The saying goes that lightning never strikes twice, yet composer Zoë Barry has had not two but three close encounters with lightning bolts.
The cellist has channelled her experiences into a performance she has called The Nervous Atmosphere, that will premiere at Melbourne's Arts House 15 years to the day after it first happened.
In 2008, Barry was driving in a storm on the Princes Highway in Gippsland when lightning bolts struck her windscreen, then her bonnet, just moments apart.
"I saw this exquisite neon violet lightning hit the front of the car and then tendrils of electricity reaching out," she told AAP.
"I thought the world was conjuring up the most beautiful scene possible because I was about to die."
She was relatively unharmed, but the experience left her full of adrenaline for weeks, and feeling she might die at any moment.
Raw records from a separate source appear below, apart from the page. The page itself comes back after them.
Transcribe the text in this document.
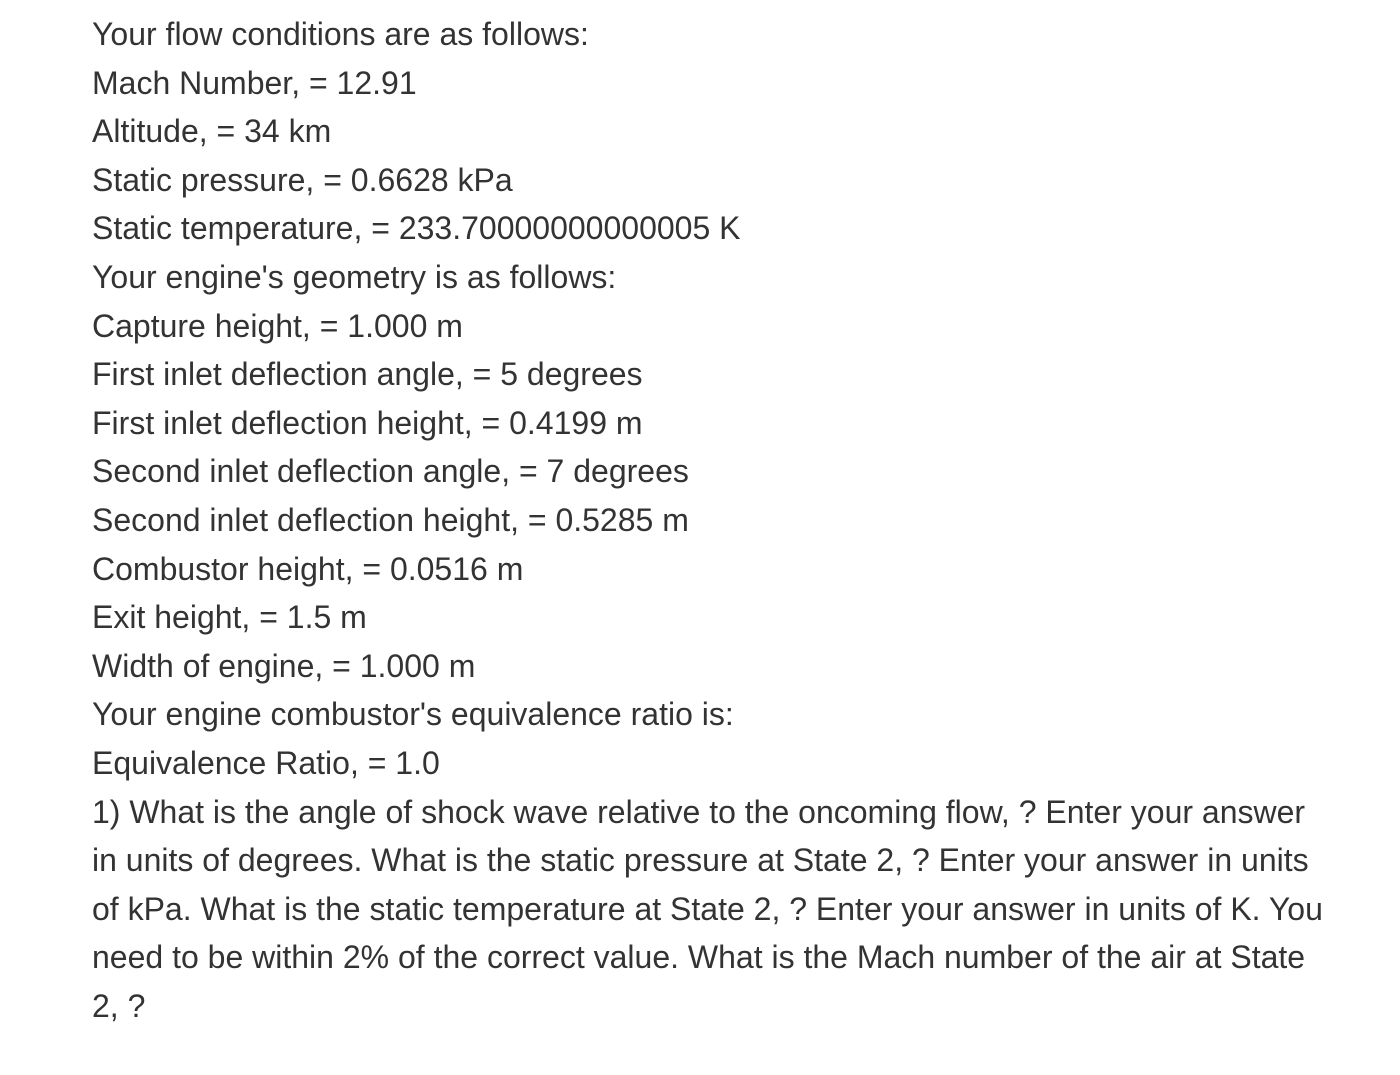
Your flow conditions are as follows:

Mach Number, = 12.91

Altitude, = 34 km

Static pressure, = 0.6628 kPa

Static temperature, = 233.70000000000005 K

Your engine's geometry is as follows:

Capture height, = 1.000 m

First inlet deflection angle, = 5 degrees

First inlet deflection height, = 0.4199 m

Second inlet deflection angle, = 7 degrees

Second inlet deflection height, = 0.5285 m

Combustor height, = 0.0516 m

Exit height, = 1.5 m

Width of engine, = 1.000 m

Your engine combustor's equivalence ratio is:

Equivalence Ratio, = 1.0

1) What is the angle of shock wave relative to the oncoming flow, ? Enter your answer in units of degrees. What is the static pressure at State 2, ? Enter your answer in units of kPa. What is the static temperature at State 2, ? Enter your answer in units of K. You need to be within 2% of the correct value. What is the Mach number of the air at State 2, ?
By the time another bolt struck her home in Melbourne six months later, Barry felt that lightning had chosen her, and there was nothing she could do to protect herself.
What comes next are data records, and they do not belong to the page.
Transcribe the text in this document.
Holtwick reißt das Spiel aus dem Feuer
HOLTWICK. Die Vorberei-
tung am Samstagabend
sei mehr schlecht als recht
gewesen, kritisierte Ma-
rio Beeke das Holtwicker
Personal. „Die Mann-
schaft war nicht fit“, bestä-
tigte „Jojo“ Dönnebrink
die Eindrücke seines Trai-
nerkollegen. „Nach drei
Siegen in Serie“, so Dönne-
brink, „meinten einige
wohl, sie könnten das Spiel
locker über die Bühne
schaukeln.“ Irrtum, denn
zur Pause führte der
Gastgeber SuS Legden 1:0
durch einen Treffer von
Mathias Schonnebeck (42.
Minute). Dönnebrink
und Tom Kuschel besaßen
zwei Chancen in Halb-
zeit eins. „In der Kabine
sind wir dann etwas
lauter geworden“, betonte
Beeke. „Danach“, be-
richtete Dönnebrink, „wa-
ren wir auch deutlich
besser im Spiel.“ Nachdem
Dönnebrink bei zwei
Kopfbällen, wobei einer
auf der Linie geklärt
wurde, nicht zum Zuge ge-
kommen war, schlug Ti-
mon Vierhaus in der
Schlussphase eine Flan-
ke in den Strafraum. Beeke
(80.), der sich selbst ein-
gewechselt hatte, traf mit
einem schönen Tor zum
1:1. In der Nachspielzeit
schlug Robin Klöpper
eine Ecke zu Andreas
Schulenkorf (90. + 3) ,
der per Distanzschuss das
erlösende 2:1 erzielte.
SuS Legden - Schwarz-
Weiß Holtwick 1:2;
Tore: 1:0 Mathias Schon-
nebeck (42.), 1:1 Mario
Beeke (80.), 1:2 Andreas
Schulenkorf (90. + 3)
The musician was left with an altered relationship to the natural world, and a persistent feeling of haziness that has changed the character of her compositions.
Barry has slowed everything down - in life and composition - to try and make sense of the events that changed her life in mere seconds.
In The Nervous Atmosphere, she loops her live cello over itself, making sustained chords that stretch out to give a sense of suspension and infinity.
Her solo work with theatre company Chamber Made also uses striking design and spoken word to express the strangeness of what happened.
Barry describes it as a "highly charged" piece that conjures awe, rupture and isolation.
It was originally commissioned through Arts House as part of the current season of 13 performances and exhibitions.
The Nervous Atmosphere runs from September 13 - 17 at Arts House.